Prepare the Filling and Assemble
- In a medium bowl, combine the chopped char siu, chopped scallions, hoisin sauce, and sesame oil. Mix well.
- Flatten each dough ball into a disc. Place about 2 tablespoons of the char siu filling in the center of each disc.
- Carefully enclose the filling by gathering the edges of the dough and pinching to seal. Ensure no filling is exposed.
- Place the stuffed buns on squares of parchment paper, leaving some space between them.
Steam the Buns
- Arrange the buns in a steamer basket (you may need to do this in batches), ensuring they are not touching.
- Steam over boiling water for 12-15 minutes, or until puffed and cooked through. Do not lift the lid during the first 10 minutes of steaming.

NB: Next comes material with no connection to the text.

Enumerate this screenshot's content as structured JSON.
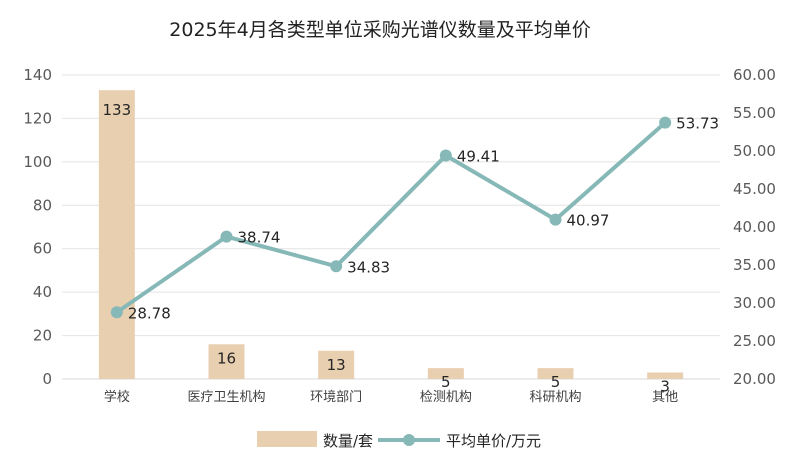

- Carefully remove the buns from the steamer and let them cool slightly before serving.
Nutrition
- Servings
- 12
- Serving size (imperial)
- 4.2 oz
| Nutrient | Per serving | Per 100 g | Total (12 servings) |
|---|---|---|---|
| Calories | 350.5 kcal | 292.1 kcal | 4,206 kcal |
| Protein | 15.2 g | 12.7 g | 182.4 g |
| Fat | 15.8 g | 13.2 g | 189.6 g |
| Carbs | 35.1 g | 29.3 g | 421.2 g |
Tips
- For a richer char siu flavor, marinate the pork belly overnight in the refrigerator before cooking.
- Serve the steamed buns warm, allowing the delicious char siu filling to be enjoyed immediately.
- Ensure the water for the dough is warm, not hot, to activate the yeast properly for a good rise.